The problem is: Define $\text{Sqrt}(z)=|z|^{1/2}e^{i \theta /2}$ where $z \in \mathbb{C} \backslash (-\infty,0]$ and $-\pi < \theta <\pi$.

a) Find two numbers $z_1,z_2 \in \mathbb{C} \backslash (-\infty,0]$ such that $w=z_1z_2 \in \mathbb{C} \backslash (-\infty,0]$ but $\text{Sqrt}{(w)}\neq \text{Sqrt}{(z_1)}\text{Sqrt}{(z_2)}$.

b) Find the subset $S \subseteq \mathbb{C} \backslash (-\infty,0]$ such that if $z \in S$ then $\text{Sqrt}{(iz)}=\text{Sqrt}{(i)}\text{Sqrt}{(z) }$.

For part a) I think $2i$ and $-2i$ work (but I've screwed this up before).
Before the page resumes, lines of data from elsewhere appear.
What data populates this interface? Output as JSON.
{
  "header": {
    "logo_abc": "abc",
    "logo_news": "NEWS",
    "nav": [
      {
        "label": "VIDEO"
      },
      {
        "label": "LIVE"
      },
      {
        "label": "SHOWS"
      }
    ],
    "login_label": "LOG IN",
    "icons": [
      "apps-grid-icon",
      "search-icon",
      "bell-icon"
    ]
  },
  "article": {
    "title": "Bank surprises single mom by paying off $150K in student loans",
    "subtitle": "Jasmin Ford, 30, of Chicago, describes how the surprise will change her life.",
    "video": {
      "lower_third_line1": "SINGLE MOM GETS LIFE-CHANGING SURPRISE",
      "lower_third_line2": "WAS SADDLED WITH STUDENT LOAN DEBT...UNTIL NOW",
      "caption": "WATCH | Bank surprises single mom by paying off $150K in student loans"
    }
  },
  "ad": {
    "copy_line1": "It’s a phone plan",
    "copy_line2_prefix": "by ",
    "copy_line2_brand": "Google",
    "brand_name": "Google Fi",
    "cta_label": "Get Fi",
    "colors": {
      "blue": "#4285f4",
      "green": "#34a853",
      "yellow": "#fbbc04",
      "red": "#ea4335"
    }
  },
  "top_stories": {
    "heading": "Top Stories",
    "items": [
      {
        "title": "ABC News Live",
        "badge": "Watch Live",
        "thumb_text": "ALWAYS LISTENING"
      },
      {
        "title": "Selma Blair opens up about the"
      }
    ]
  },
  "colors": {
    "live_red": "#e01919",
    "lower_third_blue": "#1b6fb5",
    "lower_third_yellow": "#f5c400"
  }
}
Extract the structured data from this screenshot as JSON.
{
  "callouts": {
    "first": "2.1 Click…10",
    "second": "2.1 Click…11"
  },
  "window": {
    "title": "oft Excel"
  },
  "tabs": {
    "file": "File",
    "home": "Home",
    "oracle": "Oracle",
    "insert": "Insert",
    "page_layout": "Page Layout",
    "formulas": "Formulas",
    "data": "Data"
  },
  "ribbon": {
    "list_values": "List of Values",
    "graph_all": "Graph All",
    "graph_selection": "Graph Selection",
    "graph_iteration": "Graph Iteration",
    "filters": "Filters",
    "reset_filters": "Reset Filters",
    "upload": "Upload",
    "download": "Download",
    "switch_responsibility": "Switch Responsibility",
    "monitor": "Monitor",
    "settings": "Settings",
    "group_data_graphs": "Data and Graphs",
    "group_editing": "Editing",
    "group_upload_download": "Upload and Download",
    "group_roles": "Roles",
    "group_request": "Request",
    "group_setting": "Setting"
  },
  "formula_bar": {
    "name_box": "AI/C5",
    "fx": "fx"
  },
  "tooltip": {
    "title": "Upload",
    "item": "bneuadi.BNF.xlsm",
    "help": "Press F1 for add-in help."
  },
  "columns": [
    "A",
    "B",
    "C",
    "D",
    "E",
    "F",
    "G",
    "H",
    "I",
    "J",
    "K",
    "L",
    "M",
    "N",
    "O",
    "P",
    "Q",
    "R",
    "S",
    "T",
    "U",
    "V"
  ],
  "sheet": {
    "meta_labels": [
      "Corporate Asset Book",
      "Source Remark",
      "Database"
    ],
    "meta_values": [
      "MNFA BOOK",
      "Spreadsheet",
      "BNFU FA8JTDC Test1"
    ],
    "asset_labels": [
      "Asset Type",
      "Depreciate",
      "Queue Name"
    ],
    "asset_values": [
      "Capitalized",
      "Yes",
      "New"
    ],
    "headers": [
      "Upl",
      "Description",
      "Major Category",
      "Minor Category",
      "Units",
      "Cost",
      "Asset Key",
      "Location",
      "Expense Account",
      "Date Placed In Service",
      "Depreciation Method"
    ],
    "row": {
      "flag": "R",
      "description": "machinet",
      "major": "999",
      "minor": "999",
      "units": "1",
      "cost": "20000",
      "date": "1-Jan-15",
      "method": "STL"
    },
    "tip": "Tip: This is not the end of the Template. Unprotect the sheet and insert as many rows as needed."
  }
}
We'd have $\text{Sqrt}{(2i)}=\sqrt{2}e^{i\pi/4}$, $\text{Sqrt}{(-2i)}=\sqrt{2}e^{i \pi 3/4}$, and $\text{Sqrt}{(2i(-2i))}=\text{Sqrt}{(4)}=\sqrt{4}e^{i 0}$. Then $\sqrt{2}e^{i\pi/4}\sqrt{2}e^{i \pi 3/4} \neq \sqrt{4}e^{i 0}$.